Borrowing by U.S. small businesses is at its highest since July of 2008, two months before the collapse of Lehman Brothers, says the Thomson Reuters/PayNet Small Business Lending Index, which measures the volume of small business financing. (PayNet provides risk management tools to the commercial lending industry, and the loans it tracks typically are used to buy or update plants and equipment.)

The index was up 26 percent in May compared to the year before.

"If small businesses are taking these kinds of chances, taking risks, making long terms investments, they are seeing some long-term opportunities on the horizon," PayNet founder Bill Phelan told Reuters. "That's got to be a big positive sign for the economy."

Historically, changes in the index are about two to five months ahead of the overall economy. But the positive report comes on the heels of research from Pepperdine University in Los Angeles claiming small business owners are excited about the future, but can't get the loans they need to grow. 

Dr. Jon Paglia, a Pepperdine finance professor, surveyed 1,221 small business owners. Half tried to find a loan to help their companies grow in the last six months, but banks are denying 60 percent of loans. Also in the report, 72 percent of bankers said they expect to close fewer financing deals in the next six months than they have in the recent past.
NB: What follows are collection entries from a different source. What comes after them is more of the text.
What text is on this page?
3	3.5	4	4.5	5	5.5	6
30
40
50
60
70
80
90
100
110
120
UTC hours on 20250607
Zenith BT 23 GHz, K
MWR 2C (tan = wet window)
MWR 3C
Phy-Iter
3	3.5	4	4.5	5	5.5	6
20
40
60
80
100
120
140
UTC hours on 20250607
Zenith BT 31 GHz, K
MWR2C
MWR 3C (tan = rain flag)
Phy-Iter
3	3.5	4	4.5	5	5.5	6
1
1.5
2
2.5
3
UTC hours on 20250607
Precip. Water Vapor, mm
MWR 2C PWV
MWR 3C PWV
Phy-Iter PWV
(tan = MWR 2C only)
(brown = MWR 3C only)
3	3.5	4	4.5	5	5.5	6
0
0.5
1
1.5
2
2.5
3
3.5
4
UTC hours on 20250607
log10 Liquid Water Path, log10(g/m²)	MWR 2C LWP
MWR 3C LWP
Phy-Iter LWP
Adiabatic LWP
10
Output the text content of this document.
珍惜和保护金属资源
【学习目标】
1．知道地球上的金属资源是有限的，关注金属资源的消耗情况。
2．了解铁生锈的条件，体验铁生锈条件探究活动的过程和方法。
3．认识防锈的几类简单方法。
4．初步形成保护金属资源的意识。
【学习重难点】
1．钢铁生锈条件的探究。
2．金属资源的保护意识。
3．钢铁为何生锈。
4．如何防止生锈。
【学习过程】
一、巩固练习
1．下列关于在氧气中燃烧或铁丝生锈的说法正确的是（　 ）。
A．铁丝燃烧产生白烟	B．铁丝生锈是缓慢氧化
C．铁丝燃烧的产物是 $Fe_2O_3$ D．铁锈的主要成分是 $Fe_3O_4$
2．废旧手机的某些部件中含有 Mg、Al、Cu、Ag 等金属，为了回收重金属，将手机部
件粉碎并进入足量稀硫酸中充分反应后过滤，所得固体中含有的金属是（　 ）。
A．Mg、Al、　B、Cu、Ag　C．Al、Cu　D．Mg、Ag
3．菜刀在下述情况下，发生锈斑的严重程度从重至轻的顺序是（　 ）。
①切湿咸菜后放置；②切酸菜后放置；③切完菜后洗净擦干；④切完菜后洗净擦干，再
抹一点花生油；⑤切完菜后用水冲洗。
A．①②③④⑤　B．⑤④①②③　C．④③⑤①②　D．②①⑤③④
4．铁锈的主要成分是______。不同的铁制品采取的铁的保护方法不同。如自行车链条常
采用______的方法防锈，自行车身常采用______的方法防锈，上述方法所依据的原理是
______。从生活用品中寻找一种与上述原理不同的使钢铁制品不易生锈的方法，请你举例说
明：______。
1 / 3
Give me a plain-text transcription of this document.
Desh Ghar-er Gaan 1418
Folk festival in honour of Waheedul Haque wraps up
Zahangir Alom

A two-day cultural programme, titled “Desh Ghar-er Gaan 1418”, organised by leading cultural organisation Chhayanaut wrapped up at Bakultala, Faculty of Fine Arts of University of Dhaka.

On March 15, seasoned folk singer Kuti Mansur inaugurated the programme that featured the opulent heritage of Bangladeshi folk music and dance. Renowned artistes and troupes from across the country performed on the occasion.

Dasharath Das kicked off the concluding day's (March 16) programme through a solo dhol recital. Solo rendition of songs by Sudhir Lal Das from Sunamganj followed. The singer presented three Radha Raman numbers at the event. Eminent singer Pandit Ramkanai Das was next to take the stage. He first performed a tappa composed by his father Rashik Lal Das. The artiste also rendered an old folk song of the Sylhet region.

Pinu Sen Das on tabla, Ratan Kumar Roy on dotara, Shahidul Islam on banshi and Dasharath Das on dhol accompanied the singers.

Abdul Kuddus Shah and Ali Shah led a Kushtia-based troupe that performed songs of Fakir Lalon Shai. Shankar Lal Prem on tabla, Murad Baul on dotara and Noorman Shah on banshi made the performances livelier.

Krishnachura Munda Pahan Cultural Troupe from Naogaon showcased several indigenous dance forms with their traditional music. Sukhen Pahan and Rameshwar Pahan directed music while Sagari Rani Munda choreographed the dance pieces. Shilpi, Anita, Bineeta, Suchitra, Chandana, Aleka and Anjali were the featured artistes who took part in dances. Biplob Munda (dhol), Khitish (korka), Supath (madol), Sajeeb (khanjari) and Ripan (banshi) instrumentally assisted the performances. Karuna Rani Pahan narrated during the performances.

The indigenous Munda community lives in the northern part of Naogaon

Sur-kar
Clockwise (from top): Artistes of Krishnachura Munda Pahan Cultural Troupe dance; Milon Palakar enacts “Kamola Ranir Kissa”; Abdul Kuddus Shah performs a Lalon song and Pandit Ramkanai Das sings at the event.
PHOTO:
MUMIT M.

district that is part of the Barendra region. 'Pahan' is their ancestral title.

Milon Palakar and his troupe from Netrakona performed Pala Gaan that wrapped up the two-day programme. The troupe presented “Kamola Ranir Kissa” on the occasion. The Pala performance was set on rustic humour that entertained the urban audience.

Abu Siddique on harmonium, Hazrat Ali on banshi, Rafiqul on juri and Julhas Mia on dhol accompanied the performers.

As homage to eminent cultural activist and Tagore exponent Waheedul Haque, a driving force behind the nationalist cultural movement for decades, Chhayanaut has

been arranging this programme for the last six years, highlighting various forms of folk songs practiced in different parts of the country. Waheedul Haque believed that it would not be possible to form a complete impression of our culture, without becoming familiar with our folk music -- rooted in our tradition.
The biggest reasons? Bankers worry that companies won't be able to find access to capital (which is ironic, given that their banks are primarily responsible for lending out that capital). Banks also worry that continued economic uncertainty will make it difficult for companies to meet their growth expectations. And increasingly, government regularion will become a major issue for small business. More pressure from regulators is the No. 1 emerging issue for small, private companies, according to the survey.

Which report do you believe? Have you tried getting a loan lately?